Скоро баржа подошла к берегу, вдоль которого лежал заводской поселок, и прозябшие пассажиры покорно и не торопясь стали сходить на землю, направляясь к заводским воротам, как к неизбежному злу.
IIНикем незамеченные мы быстро отделились…[1]..явшая из трех человек, быстро отделилась от от толпы, сойдя на берег. Редакция направила нас на завод произвести облаву для поимки и разоблачения «злостных летунов», срывающих производственные планы. В то время еще не прикрепляли рабочих к предприятиям и по разному оплачивали труд в разных республиках и городах. Люди искали счастье и находили его там, где были лучшие ставки и пайки.
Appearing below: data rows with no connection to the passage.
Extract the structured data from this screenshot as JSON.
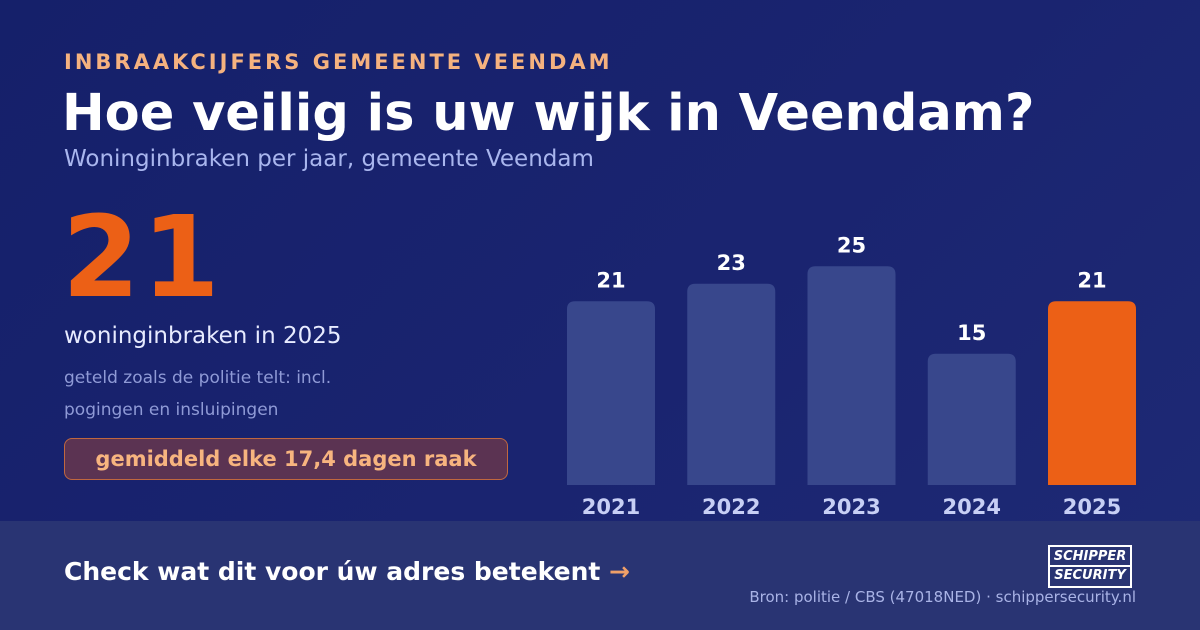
{
  "header": {
    "eyebrow": "INBRAAKCIJFERS GEMEENTE VEENDAM",
    "title": "Hoe veilig is uw wijk in Veendam?",
    "subtitle": "Woninginbraken per jaar, gemeente Veendam"
  },
  "highlight": {
    "value": "21",
    "caption": "woninginbraken in 2025",
    "note": "geteld zoals de politie telt: incl. pogingen en insluipingen",
    "pill": "gemiddeld elke 17,4 dagen raak"
  },
  "chart_data": {
    "type": "bar",
    "categories": [
      "2021",
      "2022",
      "2023",
      "2024",
      "2025"
    ],
    "values": [
      21,
      23,
      25,
      15,
      21
    ],
    "highlight_index": 4,
    "title": "",
    "xlabel": "",
    "ylabel": "",
    "ylim": [
      0,
      25
    ],
    "grid": false,
    "colors": {
      "bar": "#38478c",
      "highlight": "#ec6016"
    }
  },
  "footer": {
    "cta": "Check wat dit voor úw adres betekent",
    "cta_arrow": "→",
    "logo_line1": "SCHIPPER",
    "logo_line2": "SECURITY",
    "source": "Bron: politie / CBS (47018NED) · schippersecurity.nl"
  },
  "colors": {
    "background": "#15206a",
    "accent": "#ec6016",
    "eyebrow": "#f5b27f",
    "footer": "#293473"
  }
}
Нужда и голод гнали людей в киргизские степи, в туркестанские пески, в таджикские горы, как будто там, в этих степях, песках и горах не было советской власти. Они хотели верить обманчивым иллюзиям, как дети сказкам, что советский восток все еще отличается от советского запада, севера и юга.
Оставляли родные места без сожаления — жалеть было нечего. У каждого на душе лежало много обид, горечи и тяжелых разочарований. Радость была редкой гостьей в рабочей семье. В поисках лучшей оплаты, рабочие «перелетали» с места на место, из города в город, с одного завода на другой, как залетные птицы с ветки на ветку, от чего заводы и фабрики жаловались на «прорыв». Каждому новому рабочему, залетевшему по неведению в наши места, радовалась администрация завода как большой удаче. Такого прилетевшего «летуна» скрывали до поры до времени, пока был он нужен.
Мы шли поникшими, как новобранцы. Пустые улицы заводского поселка не везде освещались, и местами приходилось пробираться на ощупь. Тощие волкодавы выходили из подворотен и далеко сопровождали нас, выпрашивая больными глазами подачку. Было мучительно тоскливо и от того пусто на душе.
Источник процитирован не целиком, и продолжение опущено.